Eerder werd een soortgelijk verbod in 2019 verworpen door het Constitutionele Hof van Oostenrijk vanwege discriminatie. De huidige regering, geleid door de Conservatieven, heeft echter vertrouwen in de grondwettelijkheid van de nieuwe wet. Minister van Integratie Claudia Placolm verdedigde de wet door te stellen dat het dragen van de hoofddoek op jonge leeftijd geen religieus ritueel is, maar een vorm van onderdrukking.
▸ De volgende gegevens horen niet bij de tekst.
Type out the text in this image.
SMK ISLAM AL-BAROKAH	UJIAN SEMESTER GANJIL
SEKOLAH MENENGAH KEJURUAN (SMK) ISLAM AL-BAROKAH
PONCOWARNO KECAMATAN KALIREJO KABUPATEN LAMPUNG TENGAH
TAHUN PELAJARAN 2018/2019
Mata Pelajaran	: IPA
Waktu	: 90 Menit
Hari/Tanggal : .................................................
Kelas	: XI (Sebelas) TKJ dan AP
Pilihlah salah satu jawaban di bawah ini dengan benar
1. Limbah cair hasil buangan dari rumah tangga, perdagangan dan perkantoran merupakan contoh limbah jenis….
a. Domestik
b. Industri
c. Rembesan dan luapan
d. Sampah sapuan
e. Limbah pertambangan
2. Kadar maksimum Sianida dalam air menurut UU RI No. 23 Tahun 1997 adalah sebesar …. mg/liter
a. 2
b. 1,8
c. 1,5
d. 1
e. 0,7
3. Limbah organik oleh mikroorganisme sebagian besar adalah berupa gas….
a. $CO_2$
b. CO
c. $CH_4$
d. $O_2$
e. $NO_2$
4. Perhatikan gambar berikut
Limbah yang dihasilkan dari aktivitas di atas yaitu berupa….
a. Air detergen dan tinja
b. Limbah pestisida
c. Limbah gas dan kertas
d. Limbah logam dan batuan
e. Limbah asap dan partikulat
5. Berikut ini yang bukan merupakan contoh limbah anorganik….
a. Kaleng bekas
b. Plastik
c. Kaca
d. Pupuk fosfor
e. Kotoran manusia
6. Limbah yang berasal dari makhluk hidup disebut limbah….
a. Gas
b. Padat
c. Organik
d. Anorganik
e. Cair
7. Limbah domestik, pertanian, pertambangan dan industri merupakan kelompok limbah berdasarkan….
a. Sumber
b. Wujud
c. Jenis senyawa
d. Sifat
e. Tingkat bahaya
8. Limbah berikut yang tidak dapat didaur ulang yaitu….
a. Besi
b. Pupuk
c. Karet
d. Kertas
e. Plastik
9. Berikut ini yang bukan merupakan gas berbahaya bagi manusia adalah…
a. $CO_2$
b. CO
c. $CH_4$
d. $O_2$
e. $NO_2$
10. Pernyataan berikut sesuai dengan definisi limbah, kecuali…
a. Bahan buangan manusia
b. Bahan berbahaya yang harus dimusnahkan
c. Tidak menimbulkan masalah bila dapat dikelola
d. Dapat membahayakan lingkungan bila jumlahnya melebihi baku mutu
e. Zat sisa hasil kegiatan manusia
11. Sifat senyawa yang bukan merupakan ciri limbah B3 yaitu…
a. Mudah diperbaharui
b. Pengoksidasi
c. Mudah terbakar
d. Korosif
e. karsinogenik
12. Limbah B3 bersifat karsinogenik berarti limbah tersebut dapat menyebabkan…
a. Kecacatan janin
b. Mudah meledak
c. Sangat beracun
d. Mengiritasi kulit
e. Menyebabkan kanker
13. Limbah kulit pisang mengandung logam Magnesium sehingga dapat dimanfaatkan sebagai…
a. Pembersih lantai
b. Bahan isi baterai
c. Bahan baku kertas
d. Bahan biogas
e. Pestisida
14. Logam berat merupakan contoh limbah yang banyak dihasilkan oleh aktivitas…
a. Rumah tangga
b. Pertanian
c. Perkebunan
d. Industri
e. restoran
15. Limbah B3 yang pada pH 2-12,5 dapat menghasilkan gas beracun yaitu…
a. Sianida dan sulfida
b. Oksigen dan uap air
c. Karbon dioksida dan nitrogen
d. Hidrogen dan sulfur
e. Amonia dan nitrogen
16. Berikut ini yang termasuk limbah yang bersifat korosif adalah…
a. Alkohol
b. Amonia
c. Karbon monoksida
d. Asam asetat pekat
De wet zal naar verwachting volledig worden ingevoerd vanaf het schooljaar in september, met een eerste fase waarin de nieuwe regels worden uitgelegd aan leerkrachten en kinderen zonder sancties. Bij herhaalde niet-naleving riskeren ouders boetes van 150 tot 800 euro. Ongeveer 12.000 meisjes en tienermeisjes zullen worden getroffen door deze wet, volgens een onderzoek uit 2020 waaruit bleek dat 3.000 kinderen onder de 14 jaar een hoofddoek dragen.
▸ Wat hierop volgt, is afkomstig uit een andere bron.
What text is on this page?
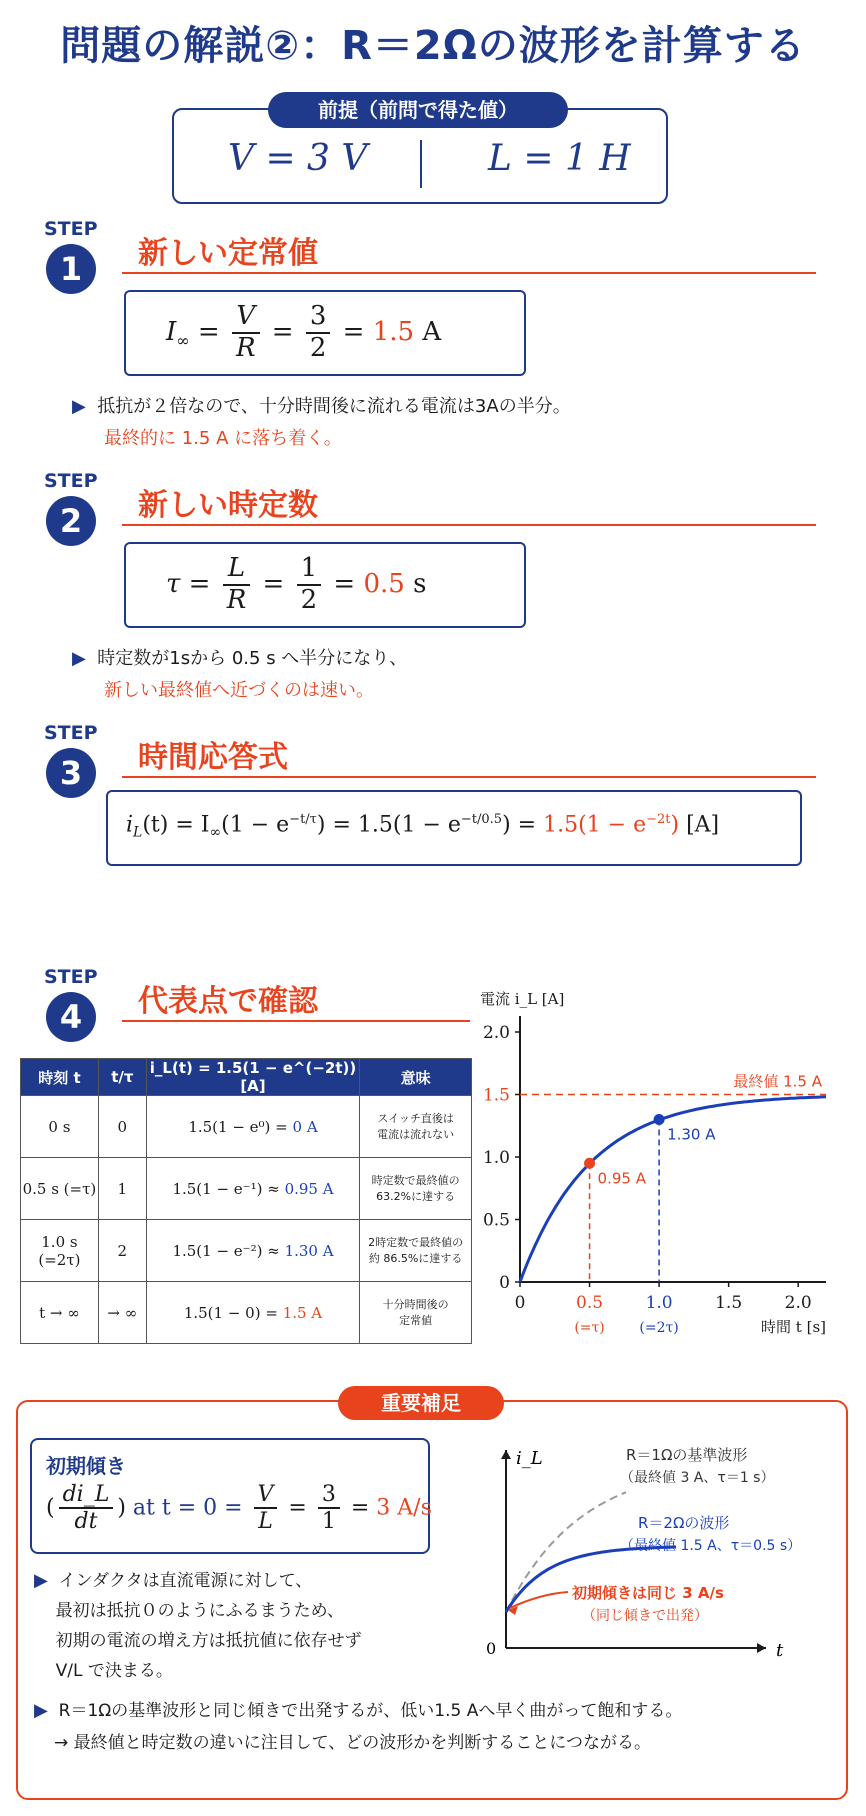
問題の解説②：R＝2Ωの波形を計算する
前提（前問で得た値）
V = 3 V	L = 1 H
STEP
1	新しい定常値
$I_\infty = \frac{V}{R} = \frac{3}{2} = 1.5$ A
▶ 抵抗が２倍なので、十分時間後に流れる電流は3Aの半分。
最終的に 1.5 A に落ち着く。
STEP
2	新しい時定数
$\tau = \frac{L}{R} = \frac{1}{2} = 0.5$ s
▶ 時定数が1sから 0.5 s へ半分になり、
新しい最終値へ近づくのは速い。
STEP
3	時間応答式
$i_L(t) = I_\infty(1 - e^{-t/\tau}) = 1.5(1 - e^{-t/0.5}) = 1.5(1 - e^{-2t})$ [A]
STEP
4	代表点で確認
時刻 t	t/τ	i_L(t) = 1.5(1 − e^(−2t)) [A]	意味
0 s	0	1.5(1 − e⁰) = 0 A	スイッチ直後は
電流は流れない
0.5 s (=τ)	1	1.5(1 − e⁻¹) ≈ 0.95 A	時定数で最終値の
63.2%に達する
1.0 s (=2τ)	2	1.5(1 − e⁻²) ≈ 1.30 A	2時定数で最終値の
約 86.5%に達する
t → ∞	→ ∞	1.5(1 − 0) = 1.5 A	十分時間後の
定常値
電流 i_L [A]
0
0.5
1.0
1.5
2.0
0	0.5
(=τ)
1.0
(=2τ)
1.5 2.0
時間 t [s]
最終値 1.5 A
0.95 A
1.30 A
重要補足
初期傾き
( $\frac{di\_L}{dt}$ ) at $t = 0 = \frac{V}{L} = \frac{3}{1} = 3$ A/s
▶ インダクタは直流電源に対して、
最初は抵抗０のようにふるまうため、
初期の電流の増え方は抵抗値に依存せず
V/L で決まる。
i_L
t
0
R＝1Ωの基準波形
（最終値 3 A、τ＝1 s）
R＝2Ωの波形
（最終値 1.5 A、τ＝0.5 s）
初期傾きは同じ 3 A/s
（同じ傾きで出発）
▶ R＝1Ωの基準波形と同じ傾きで出発するが、低い1.5 Aへ早く曲がって飽和する。
→ 最終値と時定数の違いに注目して、どの波形かを判断することにつながる。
Verschillende mensenrechtenorganisaties en de officiële vertegenwoordiger van de moslimgemeenschappen in Oostenrijk hebben de wet bekritiseerd. Amnesty International Oostenrijk noemt het discriminerend en vreest dat het vooroordelen en stereotypen jegens moslims zal aanwakkeren. De IGGÖ waarschuwt dat de wet de betrokken kinderen zal stigmatiseren en de sociale cohesie in gevaar zal brengen.
Het verbod op de islamitische hoofddoek op Oostenrijkse scholen voor meisjes onder de 14 jaar heeft dus geleid tot verdeeldheid en debat binnen de Oostenrijkse samenleving. Het anti-immigrantensentiment en racisme tegen moslims lijken hierdoor verder aangewakkerd te worden.